A: Our converter handles YAML files of any reasonable size. Large configuration files, OpenAPI specifications, and complex Ansible playbooks with hundreds of tasks are fully supported and converted to well-structured RST documents.
Q: Can I publish the converted RST on Read the Docs?
A: Yes. The generated RST file is fully compatible with Sphinx and Read the Docs. Add it to your Sphinx project's source directory, include it in the toctree of your index.rst, and Read the Docs will build and publish it as part of your documentation site with proper navigation, search indexing, and version support.
Q: How are YAML anchors and aliases handled in the RST output?
A: YAML anchors and aliases are resolved before conversion. The RST output contains the fully expanded values, so all referenced content appears inline in the documentation. This ensures the RST document is self-contained and readable without knowledge of YAML reference syntax.
Q: Does the converter generate RST directives?
A: Yes, the converter uses appropriate RST directives including list-table for key-value data, code-block for embedded code or complex values, and note/warning admonitions where contextually appropriate. This ensures the output leverages RST's extensibility features for professional documentation output.
Q: What heading decoration style does the converter use?
A: The converter follows the Python documentation convention: = for document titles (overline and underline), - for sections, ~ for subsections, and ^ for sub-subsections. This hierarchy aligns with Sphinx best practices and ensures consistent rendering across documentation projects.
Q: Can I customize the RST output structure?
A: The converter generates standard RST that follows Docutils and Sphinx conventions. After conversion, you can freely edit the RST file to add custom directives, modify heading levels, insert cross-references, or wrap sections in admonitions (notes, warnings, tips). The output serves as a solid starting point that you can tailor to your project's documentation style.
Q: Does the converter handle YAML flow style syntax?
A: Yes, both YAML block style (indentation-based) and flow style (JSON-like inline syntax with braces and brackets) are fully supported. The parser normalizes both styles into the same internal representation before generating RST output, so the result is consistent regardless of which YAML style your source file uses.
Q: How does the converter handle YAML tags and custom types?
A: Custom YAML tags (e.g., !!str, !!int, or application-specific tags) are resolved to their base types during parsing. The tag information is preserved as RST comments or field list entries where relevant, ensuring no information is lost while maintaining clean RST output that Sphinx can process without errors.

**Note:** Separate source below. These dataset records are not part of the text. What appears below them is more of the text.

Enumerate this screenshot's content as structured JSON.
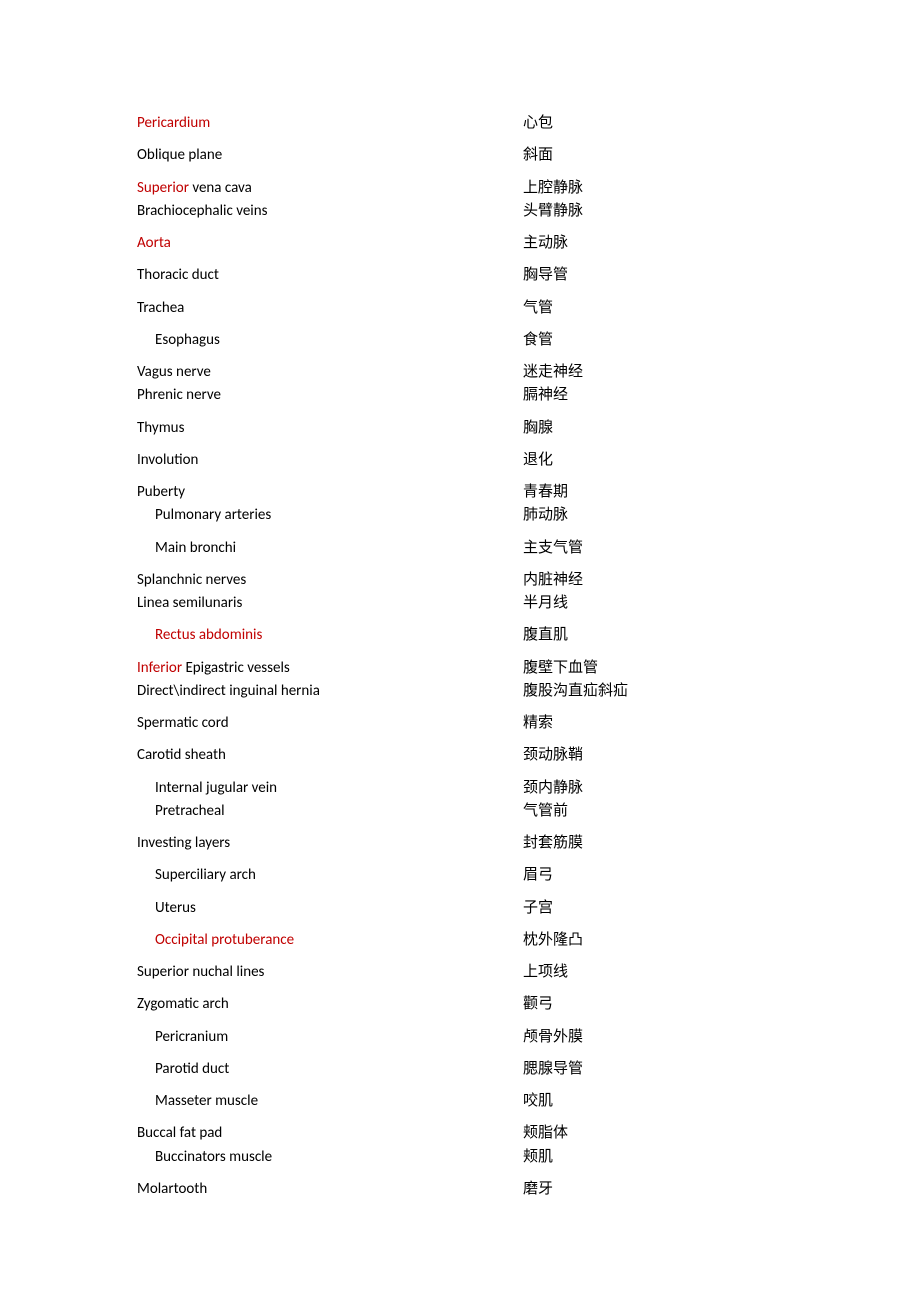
{
  "rows": [
    {
      "en": [
        {
          "t": "Pericardium",
          "c": "red"
        }
      ],
      "cn": "心包",
      "indent": 0,
      "gap": false
    },
    {
      "en": [
        {
          "t": "Oblique plane"
        }
      ],
      "cn": "斜面",
      "indent": 0,
      "gap": true
    },
    {
      "en": [
        {
          "t": "Superior ",
          "c": "red"
        },
        {
          "t": "vena cava"
        }
      ],
      "cn": "上腔静脉",
      "indent": 0,
      "gap": true
    },
    {
      "en": [
        {
          "t": "Brachiocephalic veins"
        }
      ],
      "cn": "头臂静脉",
      "indent": 0,
      "gap": false
    },
    {
      "en": [
        {
          "t": "Aorta",
          "c": "red"
        }
      ],
      "cn": "主动脉",
      "indent": 0,
      "gap": true
    },
    {
      "en": [
        {
          "t": "Thoracic duct"
        }
      ],
      "cn": "胸导管",
      "indent": 0,
      "gap": true
    },
    {
      "en": [
        {
          "t": "Trachea"
        }
      ],
      "cn": "气管",
      "indent": 0,
      "gap": true
    },
    {
      "en": [
        {
          "t": "Esophagus"
        }
      ],
      "cn": "食管",
      "indent": 1,
      "gap": true
    },
    {
      "en": [
        {
          "t": "Vagus nerve"
        }
      ],
      "cn": "迷走神经",
      "indent": 0,
      "gap": true
    },
    {
      "en": [
        {
          "t": "Phrenic nerve"
        }
      ],
      "cn": "膈神经",
      "indent": 0,
      "gap": false
    },
    {
      "en": [
        {
          "t": "Thymus"
        }
      ],
      "cn": "胸腺",
      "indent": 0,
      "gap": true
    },
    {
      "en": [
        {
          "t": "Involution"
        }
      ],
      "cn": "退化",
      "indent": 0,
      "gap": true
    },
    {
      "en": [
        {
          "t": "Puberty"
        }
      ],
      "cn": "青春期",
      "indent": 0,
      "gap": true
    },
    {
      "en": [
        {
          "t": "Pulmonary arteries"
        }
      ],
      "cn": "肺动脉",
      "indent": 1,
      "gap": false
    },
    {
      "en": [
        {
          "t": "Main bronchi"
        }
      ],
      "cn": "主支气管",
      "indent": 1,
      "gap": true
    },
    {
      "en": [
        {
          "t": "Splanchnic nerves"
        }
      ],
      "cn": "内脏神经",
      "indent": 0,
      "gap": true
    },
    {
      "en": [
        {
          "t": "Linea semilunaris"
        }
      ],
      "cn": "半月线",
      "indent": 0,
      "gap": false
    },
    {
      "en": [
        {
          "t": "Rectus abdominis",
          "c": "red"
        }
      ],
      "cn": "腹直肌",
      "indent": 1,
      "gap": true
    },
    {
      "en": [
        {
          "t": "Inferior ",
          "c": "red"
        },
        {
          "t": "Epigastric vessels"
        }
      ],
      "cn": "腹壁下血管",
      "indent": 0,
      "gap": true
    },
    {
      "en": [
        {
          "t": "Direct\\indirect inguinal hernia"
        }
      ],
      "cn": "腹股沟直疝斜疝",
      "indent": 0,
      "gap": false
    },
    {
      "en": [
        {
          "t": "Spermatic cord"
        }
      ],
      "cn": "精索",
      "indent": 0,
      "gap": true
    },
    {
      "en": [
        {
          "t": "Carotid sheath"
        }
      ],
      "cn": "颈动脉鞘",
      "indent": 0,
      "gap": true
    },
    {
      "en": [
        {
          "t": "Internal jugular vein"
        }
      ],
      "cn": "颈内静脉",
      "indent": 1,
      "gap": true
    },
    {
      "en": [
        {
          "t": "Pretracheal"
        }
      ],
      "cn": "气管前",
      "indent": 1,
      "gap": false
    },
    {
      "en": [
        {
          "t": "Investing layers"
        }
      ],
      "cn": "封套筋膜",
      "indent": 0,
      "gap": true
    },
    {
      "en": [
        {
          "t": "Superciliary arch"
        }
      ],
      "cn": "眉弓",
      "indent": 1,
      "gap": true
    },
    {
      "en": [
        {
          "t": "Uterus"
        }
      ],
      "cn": "子宫",
      "indent": 1,
      "gap": true
    },
    {
      "en": [
        {
          "t": "Occipital protuberance",
          "c": "red"
        }
      ],
      "cn": "枕外隆凸",
      "indent": 1,
      "gap": true
    },
    {
      "en": [
        {
          "t": "Superior nuchal lines"
        }
      ],
      "cn": "上项线",
      "indent": 0,
      "gap": true
    },
    {
      "en": [
        {
          "t": "Zygomatic arch"
        }
      ],
      "cn": "颧弓",
      "indent": 0,
      "gap": true
    },
    {
      "en": [
        {
          "t": "Pericranium"
        }
      ],
      "cn": "颅骨外膜",
      "indent": 1,
      "gap": true
    },
    {
      "en": [
        {
          "t": "Parotid duct"
        }
      ],
      "cn": "腮腺导管",
      "indent": 1,
      "gap": true
    },
    {
      "en": [
        {
          "t": "Masseter muscle"
        }
      ],
      "cn": "咬肌",
      "indent": 1,
      "gap": true
    },
    {
      "en": [
        {
          "t": "Buccal fat pad"
        }
      ],
      "cn": "颊脂体",
      "indent": 0,
      "gap": true
    },
    {
      "en": [
        {
          "t": "Buccinators muscle"
        }
      ],
      "cn": "颊肌",
      "indent": 1,
      "gap": false
    },
    {
      "en": [
        {
          "t": "Molartooth"
        }
      ],
      "cn": "磨牙",
      "indent": 0,
      "gap": true
    }
  ]
}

Technical Details of the Conversion Process
Our YAML to RST converter performs a sophisticated mapping from data serialization structures to documentation markup. The YAML input is parsed using a compliant YAML 1.2 parser, resolving all anchors, aliases, and merge keys. The resulting data tree is then traversed to produce valid reStructuredText that conforms to the Docutils specification.

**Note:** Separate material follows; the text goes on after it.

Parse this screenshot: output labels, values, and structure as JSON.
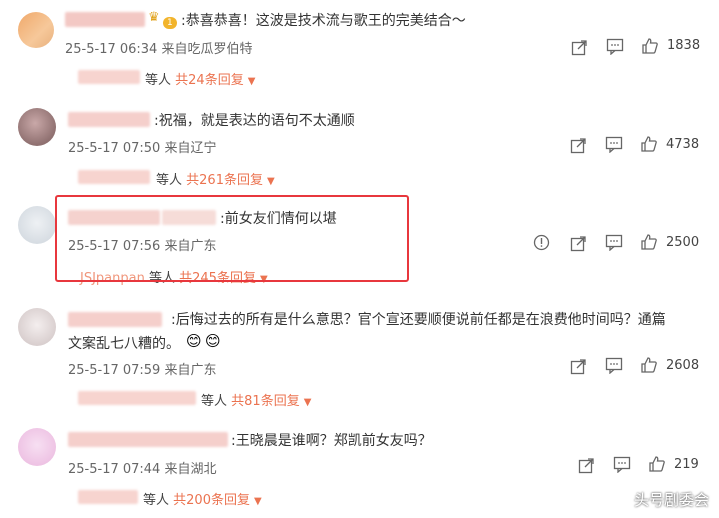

Heading levels are assigned based on nesting depth: the document title uses overline and underline with =, first-level sections use - underlines, second-level subsections use ~ underlines, and deeper levels use ^ underlines. This follows the Python documentation heading convention used by Sphinx. Sequences generate bullet lists with * markers, and mappings at leaf levels generate list-table directives for tabular presentation.
The converter ensures proper RST formatting rules are followed: heading underlines match the exact character width of the heading text, blank lines separate all block-level elements, and indentation uses consistent spacing. Code-like values (URLs, file paths, shell commands) are wrapped in double backtick inline literals for proper monospace rendering in the documentation output.
Multi-document YAML files (separated by ---) generate separate RST sections with horizontal rule separators. YAML comments are preserved as RST comments (lines prefixed with ..), maintaining documentation context. The output is validated for RST syntax correctness, ensuring Sphinx can build the documentation without warnings or errors related to heading levels, indentation, or directive formatting.